Associated British Foods (ABF), Primark’s owner, plans to mitigate budget-induced tax hikes with increased automation.
- The UK workforce at Primark is expected to decrease due to self-checkouts and warehouse automation.
- Recent tax changes are projected to add significant costs for retailers, with Primark opting not to raise prices.
- Self-checkouts in Primark stores will rise significantly, aligning with global refurbishment efforts.
- Despite fiscal challenges, Primark reported a notable increase in revenue and operating profit.

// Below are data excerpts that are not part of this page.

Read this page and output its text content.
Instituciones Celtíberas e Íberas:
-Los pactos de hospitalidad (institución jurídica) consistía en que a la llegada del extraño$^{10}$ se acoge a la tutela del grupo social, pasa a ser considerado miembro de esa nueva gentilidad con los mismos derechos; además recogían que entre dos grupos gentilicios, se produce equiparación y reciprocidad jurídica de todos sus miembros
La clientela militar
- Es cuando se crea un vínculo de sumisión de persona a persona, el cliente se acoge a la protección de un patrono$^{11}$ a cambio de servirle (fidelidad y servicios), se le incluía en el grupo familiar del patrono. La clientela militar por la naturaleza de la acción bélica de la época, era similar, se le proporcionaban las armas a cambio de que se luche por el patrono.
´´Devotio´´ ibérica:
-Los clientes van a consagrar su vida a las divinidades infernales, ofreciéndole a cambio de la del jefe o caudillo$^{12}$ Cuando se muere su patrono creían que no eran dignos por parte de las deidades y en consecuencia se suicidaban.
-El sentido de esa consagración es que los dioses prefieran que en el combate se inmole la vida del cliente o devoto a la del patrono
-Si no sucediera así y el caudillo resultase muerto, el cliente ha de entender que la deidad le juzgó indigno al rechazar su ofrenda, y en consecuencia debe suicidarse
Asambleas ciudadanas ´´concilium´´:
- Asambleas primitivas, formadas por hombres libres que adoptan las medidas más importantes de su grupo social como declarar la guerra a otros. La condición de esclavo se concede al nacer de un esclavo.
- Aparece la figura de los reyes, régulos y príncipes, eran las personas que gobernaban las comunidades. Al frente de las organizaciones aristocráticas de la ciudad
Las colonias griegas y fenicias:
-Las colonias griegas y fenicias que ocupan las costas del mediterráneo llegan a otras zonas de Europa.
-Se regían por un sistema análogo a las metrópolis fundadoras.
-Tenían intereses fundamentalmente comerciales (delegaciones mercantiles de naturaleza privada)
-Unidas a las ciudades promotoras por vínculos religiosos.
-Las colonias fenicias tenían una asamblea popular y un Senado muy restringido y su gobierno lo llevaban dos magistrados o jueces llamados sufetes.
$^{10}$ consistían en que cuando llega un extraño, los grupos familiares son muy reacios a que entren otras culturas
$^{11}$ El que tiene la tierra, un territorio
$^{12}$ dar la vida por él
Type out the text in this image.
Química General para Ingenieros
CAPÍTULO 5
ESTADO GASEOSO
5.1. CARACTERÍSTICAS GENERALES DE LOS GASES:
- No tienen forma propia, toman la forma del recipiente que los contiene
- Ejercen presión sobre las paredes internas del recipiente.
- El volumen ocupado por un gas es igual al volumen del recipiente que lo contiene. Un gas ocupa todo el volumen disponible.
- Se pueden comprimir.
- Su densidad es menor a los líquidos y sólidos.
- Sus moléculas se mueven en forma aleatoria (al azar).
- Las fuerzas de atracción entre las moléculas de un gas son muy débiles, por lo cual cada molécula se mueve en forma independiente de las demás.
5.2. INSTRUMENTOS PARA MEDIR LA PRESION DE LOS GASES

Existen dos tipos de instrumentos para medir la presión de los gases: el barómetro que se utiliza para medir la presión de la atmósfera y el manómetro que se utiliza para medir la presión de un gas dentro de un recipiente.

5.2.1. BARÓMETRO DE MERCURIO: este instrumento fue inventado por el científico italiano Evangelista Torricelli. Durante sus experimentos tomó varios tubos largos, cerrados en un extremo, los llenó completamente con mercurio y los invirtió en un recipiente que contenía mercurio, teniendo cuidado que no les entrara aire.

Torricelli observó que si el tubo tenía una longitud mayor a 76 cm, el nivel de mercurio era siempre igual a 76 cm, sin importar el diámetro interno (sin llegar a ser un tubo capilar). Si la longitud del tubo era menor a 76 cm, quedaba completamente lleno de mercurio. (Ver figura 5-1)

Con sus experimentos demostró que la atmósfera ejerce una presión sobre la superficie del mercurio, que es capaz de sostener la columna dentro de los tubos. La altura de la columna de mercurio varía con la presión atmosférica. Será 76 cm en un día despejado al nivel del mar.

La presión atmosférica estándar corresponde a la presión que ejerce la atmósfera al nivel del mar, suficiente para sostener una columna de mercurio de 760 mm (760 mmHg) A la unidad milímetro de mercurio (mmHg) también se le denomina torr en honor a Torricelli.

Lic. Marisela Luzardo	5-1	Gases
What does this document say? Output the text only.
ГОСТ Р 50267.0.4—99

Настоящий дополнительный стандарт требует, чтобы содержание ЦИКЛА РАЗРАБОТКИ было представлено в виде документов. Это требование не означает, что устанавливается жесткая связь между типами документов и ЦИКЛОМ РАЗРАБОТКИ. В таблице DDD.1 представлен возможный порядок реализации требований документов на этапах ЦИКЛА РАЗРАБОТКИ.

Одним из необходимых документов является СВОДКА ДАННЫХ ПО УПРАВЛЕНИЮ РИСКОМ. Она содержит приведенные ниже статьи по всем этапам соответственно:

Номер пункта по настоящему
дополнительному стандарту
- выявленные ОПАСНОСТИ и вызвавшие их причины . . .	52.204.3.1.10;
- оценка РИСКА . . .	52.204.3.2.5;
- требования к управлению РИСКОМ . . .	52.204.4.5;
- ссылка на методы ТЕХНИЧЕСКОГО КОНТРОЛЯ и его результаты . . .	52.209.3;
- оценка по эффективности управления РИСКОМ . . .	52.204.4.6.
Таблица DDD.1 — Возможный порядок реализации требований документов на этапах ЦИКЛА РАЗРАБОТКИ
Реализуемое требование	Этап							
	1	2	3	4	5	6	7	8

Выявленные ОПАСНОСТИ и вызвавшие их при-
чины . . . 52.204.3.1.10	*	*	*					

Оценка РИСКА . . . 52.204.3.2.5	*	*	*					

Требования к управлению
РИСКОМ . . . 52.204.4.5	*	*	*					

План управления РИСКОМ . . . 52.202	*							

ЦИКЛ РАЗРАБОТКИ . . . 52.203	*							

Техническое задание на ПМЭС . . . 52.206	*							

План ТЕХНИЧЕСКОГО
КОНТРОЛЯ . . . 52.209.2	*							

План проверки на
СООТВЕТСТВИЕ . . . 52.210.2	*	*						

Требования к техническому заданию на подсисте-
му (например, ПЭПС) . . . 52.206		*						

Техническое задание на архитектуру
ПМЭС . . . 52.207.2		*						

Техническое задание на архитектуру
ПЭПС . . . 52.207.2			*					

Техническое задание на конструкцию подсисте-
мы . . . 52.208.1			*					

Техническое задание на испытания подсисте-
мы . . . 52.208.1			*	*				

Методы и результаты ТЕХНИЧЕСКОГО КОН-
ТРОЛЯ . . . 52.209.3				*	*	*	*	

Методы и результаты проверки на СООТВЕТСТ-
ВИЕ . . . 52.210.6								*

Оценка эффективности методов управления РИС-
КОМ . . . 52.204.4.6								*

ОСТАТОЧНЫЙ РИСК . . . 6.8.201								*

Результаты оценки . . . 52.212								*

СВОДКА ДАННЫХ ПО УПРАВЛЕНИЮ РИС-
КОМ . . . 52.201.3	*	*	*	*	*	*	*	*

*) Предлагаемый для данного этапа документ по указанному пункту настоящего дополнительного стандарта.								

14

Associated British Foods (ABF), the parent company of Primark, has announced plans to counteract the financial impact of the recent UK budget through increased automation. The move comes as a response to newly introduced employer National Insurance contribution hikes, which are expected to cost retail businesses approximately £2.3 billion annually. This development underscores the company’s strategic shift towards operational efficiency without resorting to price hikes.
George Weston, CEO of ABF, highlighted that with around 40,000 employees in the UK, the increased contribution from 13.8% to 15% poses a substantial financial burden. In addition, the earnings threshold for National Insurance has been lowered, further intensifying cost pressures. To alleviate these financial strains, Primark aims to deploy more self-checkout units and automate warehouse operations, actions that are likely to reduce employee numbers over the coming year. “We employ about 40,000 people in the UK so the increase in employers’ National Insurance contribution is a very big number indeed,” Weston remarked.
Primark’s ongoing global store refurbishment programme includes the expansion of self-service checkouts, which currently feature in 100 out of its 451 stores across 17 markets. The number of stores with self-checkout facilities is anticipated to rise to between 170 and 180 by the end of the financial year. This expansion reflects a broader trend across the retail sector where automation is increasingly utilised as a tool for controlling labour costs.
The financial performance of Primark remains strong, with a reported 6% rise in revenue to £9.4 billion for the year ending 14 September. This growth has been driven by enhancements in store experience and digital engagement, complemented by a significant 53% increase in operating profit. The latter was attributed to reduced material costs and lower realised freight expenses, along with the effects of previous price adjustments.
Looking forward, Primark acknowledges that the cost savings from automation alone will not fully offset the increased National Insurance and minimum wage costs. This is set against the backdrop of a 6.7% increase in the minimum wage to £12.21 for those over 21 years of age, expected to boost consumer spending power. Nevertheless, George Weston remains hopeful, stating, “We hope to see the increases in minimum wage leading to the least affluent with a bit of money to spend with us.”
Primark’s strategic embrace of automation highlights its proactive approach to managing fiscal challenges and sustaining growth.